Dans Livermore, ya .... (Securibourse)

par Graham ⌂ @, Luxeuil les Bains, dimanche 21 janvier 2018, 21:51 (il y a 28 jours) @ raskolnikobimbo

Livermore n'a pas fait faillite dans ses trades à la baisse mais en spéculant à la hausse trop tôt. Je ne peux m'empêcher de mettre en rapport ses échecs avec ce mot de Ben Graham:
«Nous sommes convaincus que si l’investisseur intelligent s’efforce de faire du timing de marché, il finira dans la peau d’un spéculateur et aura des résultats de spéculateur. »

Pour la petite histoire, je me souviens avoir été convaincu complètement par l'argumentation solide de Labadie en 2007, tant que je faillis tout à fait sortir des marchés quelques mois avant le début de la baisse. Finalement, je ne le fis pas du tout et restais totalement investi.

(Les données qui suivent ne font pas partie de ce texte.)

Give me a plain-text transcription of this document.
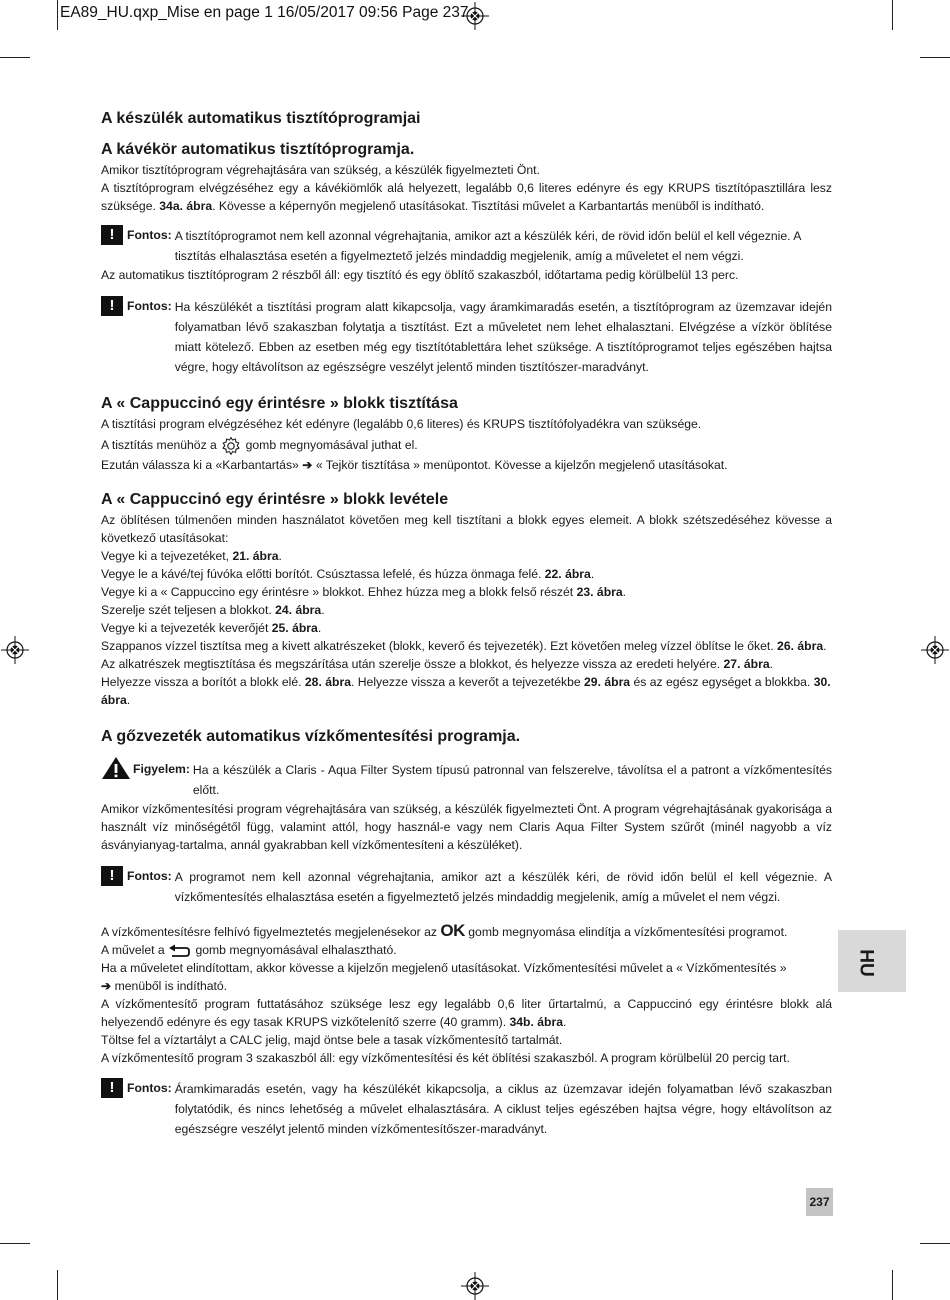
EA89_HU.qxp_Mise en page 1 16/05/2017 09:56 Page 237

A készülék automatikus tisztítóprogramjai

A kávékör automatikus tisztítóprogramja.

Amikor tisztítóprogram végrehajtására van szükség, a készülék figyelmezteti Önt.

A tisztítóprogram elvégzéséhez egy a kávékiömlők alá helyezett, legalább 0,6 literes edényre és egy KRUPS tisztítópasztillára lesz szüksége. 34a. ábra. Kövesse a képernyőn megjelenő utasításokat. Tisztítási művelet a Karbantartás menüből is indítható.

!	Fontos: A tisztítóprogramot nem kell azonnal végrehajtania, amikor azt a készülék kéri, de rövid időn belül el kell végeznie. A tisztítás elhalasztása esetén a figyelmeztető jelzés mindaddig megjelenik, amíg a műveletet el nem végzi.

Az automatikus tisztítóprogram 2 részből áll: egy tisztító és egy öblítő szakaszból, időtartama pedig körülbelül 13 perc.

!	Fontos: Ha készülékét a tisztítási program alatt kikapcsolja, vagy áramkimaradás esetén, a tisztítóprogram az üzemzavar idején folyamatban lévő szakaszban folytatja a tisztítást. Ezt a műveletet nem lehet elhalasztani. Elvégzése a vízkör öblítése miatt kötelező. Ebben az esetben még egy tisztítótablettára lehet szüksége. A tisztítóprogramot teljes egészében hajtsa végre, hogy eltávolítson az egészségre veszélyt jelentő minden tisztítószer-maradványt.

A « Cappuccinó egy érintésre » blokk tisztítása

A tisztítási program elvégzéséhez két edényre (legalább 0,6 literes) és KRUPS tisztítófolyadékra van szüksége.

A tisztítás menühöz a  gomb megnyomásával juthat el.

Ezután válassza ki a «Karbantartás» ➔ « Tejkör tisztítása » menüpontot. Kövesse a kijelzőn megjelenő utasításokat.

A « Cappuccinó egy érintésre » blokk levétele

Az öblítésen túlmenően minden használatot követően meg kell tisztítani a blokk egyes elemeit. A blokk szétszedéséhez kövesse a következő utasításokat:

Vegye ki a tejvezetéket, 21. ábra.

Vegye le a kávé/tej fúvóka előtti borítót. Csúsztassa lefelé, és húzza önmaga felé. 22. ábra.

Vegye ki a « Cappuccino egy érintésre » blokkot. Ehhez húzza meg a blokk felső részét 23. ábra.

Szerelje szét teljesen a blokkot. 24. ábra.

Vegye ki a tejvezeték keverőjét 25. ábra.

Szappanos vízzel tisztítsa meg a kivett alkatrészeket (blokk, keverő és tejvezeték). Ezt követően meleg vízzel öblítse le őket. 26. ábra.

Az alkatrészek megtisztítása és megszárítása után szerelje össze a blokkot, és helyezze vissza az eredeti helyére. 27. ábra.

Helyezze vissza a borítót a blokk elé. 28. ábra. Helyezze vissza a keverőt a tejvezetékbe 29. ábra és az egész egységet a blokkba. 30. ábra.

A gőzvezeték automatikus vízkőmentesítési programja.

Figyelem: Ha a készülék a Claris - Aqua Filter System típusú patronnal van felszerelve, távolítsa el a patront a vízkőmentesítés előtt.

Amikor vízkőmentesítési program végrehajtására van szükség, a készülék figyelmezteti Önt. A program végrehajtásának gyakorisága a használt víz minőségétől függ, valamint attól, hogy használ-e vagy nem Claris Aqua Filter System szűrőt (minél nagyobb a víz ásványianyag-tartalma, annál gyakrabban kell vízkőmentesíteni a készüléket).

!	Fontos: A programot nem kell azonnal végrehajtania, amikor azt a készülék kéri, de rövid időn belül el kell végeznie. A vízkőmentesítés elhalasztása esetén a figyelmeztető jelzés mindaddig megjelenik, amíg a művelet el nem végzi.

A vízkőmentesítésre felhívó figyelmeztetés megjelenésekor az OK gomb megnyomása elindítja a vízkőmentesítési programot.

A művelet a  gomb megnyomásával elhalasztható.

Ha a műveletet elindítottam, akkor kövesse a kijelzőn megjelenő utasításokat. Vízkőmentesítési művelet a « Vízkőmentesítés »
➔ menüből is indítható.

A vízkőmentesítő program futtatásához szüksége lesz egy legalább 0,6 liter űrtartalmú, a Cappuccinó egy érintésre blokk alá helyezendő edényre és egy tasak KRUPS vizkőtelenítő szerre (40 gramm). 34b. ábra.

Töltse fel a víztartályt a CALC jelig, majd öntse bele a tasak vízkőmentesítő tartalmát.

A vízkőmentesítő program 3 szakaszból áll: egy vízkőmentesítési és két öblítési szakaszból. A program körülbelül 20 percig tart.

!	Fontos: Áramkimaradás esetén, vagy ha készülékét kikapcsolja, a ciklus az üzemzavar idején folyamatban lévő szakaszban folytatódik, és nincs lehetőség a művelet elhalasztására. A ciklust teljes egészében hajtsa végre, hogy eltávolítson az egészségre veszélyt jelentő minden vízkőmentesítőszer-maradványt.
HU
237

Je pris le bouillon et perdis tout ce que j'avais gagné les derniers mois, soit près de 50% de mes positions. Pourquoi avais-je fait ce choix plutôt que de me fier à mes appréhensions? Parce que je m'étais également persuadé que ce n'était pas la raison qui guidait l'orientation des marchés financiers mais la confiance. Dès lors j'admis que je ne pourrais jamais déterminer le moment du décrochage de cette confiance, son orientation et sa durée. J'adoptai un principe sur lequel je ne suis plus jamais revenu depuis quelles qu'aient pu être les conditions de marché, à savoir rester investi tout le temps. Ce principe me permit sur les années qui suivirent les turbulences de 2008 de récupérer quatre fois la mise sur mes plus bas. Cela ne fait certes qu'un fois deux sur dix ans. Aurais-je fait toutefois + 80% en 2007 et +15% en 2016 si j'en étais resté à mes appréhensions? J'en doute beaucoup. La méthode de Loïc instille l'angoisse et le doute dans la pratique de l'investisseur. Or quelques fois il faut juste y aller … Avec cette méthode, j'aurais régulièrement failli en plus de m'être usé à déceler des signes précurseurs imperceptibles.

Néanmoins, 1987, 1998, 2001, 2008 ont été des turbulences sans conséquences déterminantes pour le boursier. Chacune des crises a été suivie de regain facile et rapide. Sur une période aussi longue, soit presque celle d'une vie d'un investisseur, cette tendance marque d'un fort biais trompeur l'intelligence que l'on peut avoir des risques futurs. La mémoire humaine se limitant la plus part du temps à l'expérience cumulée sur une génération ou deux, le risque n'est pas négligeable d'être parfaitement incapable de supputer les effets d'une crise s'étalant sur quelques décennies. 1998, 2001, 2008 n'ont résolu aucun des problèmes qui en avaient produit l'évènement mais plutôt les ont délayés, diffusés, reportés. Comment sera le prochain type de crise? Sera-t-elle semblable à celles que l'on a connues? Labadie est là intéressant. Son jugement macroéconomique est toujours pertinent. Sa praxis lui permettra-t-elle de se protéger systématiquement et lui permettra-t-elle de bénéficier de tous les bienfaits de l'exposition au marché? Il bénéficie jusqu'à présent de l'antériorité d'une victoire remarquable que sans doute peu ont pu répliquer. Livermore jouit de deux telles victoires et il en est mort.

Nous avons beaucoup discuté de l'aperception théorique de la méthode de Loïc. Loïc, certainement, agit assez différemment. Il n'est pas bien différent de la plus part d'entre nous. Son temps est compté, ne serait-ce qu'à cause de son activité professionnelle mais aussi de ses loisirs. L'océan s'ouvre chaque matin à son regard. C'est beau l'océan, plus que des graphes, n'est-ce pas? Aussi, je ne circonscris absolument pas ce que fait Loïc à ce que je comprends de ce qu'il fait. Il est bien plus pragmatique que ce que nous en avons dit. Probablement aussi ses décisions sont plus intuitives qu'il n'y parait. Il nous a montré plein de fulgurance. C'est à ce titre qu'il m'intéresse et que je tiens ses avis pour éminemment importants. Je fais toutefois comme toi, Raskol, à la fin c'est moi qui décide et tout seul en mon intérieur. Et je ferai toujours ainsi, même quand quelquefois je m'aperçois que j'aurais mieux fait de me fier à de plus émérites, par exemple en investissant dans une des maisons de gestionnaires célèbres. C'est plus beau quand cela vient de soi. C'est plus beau quand cela résulte de décisions libres. Et la beauté, qu'elle soit esthétique, morale ou autre, vaut bien plus que quelques zéros en plus.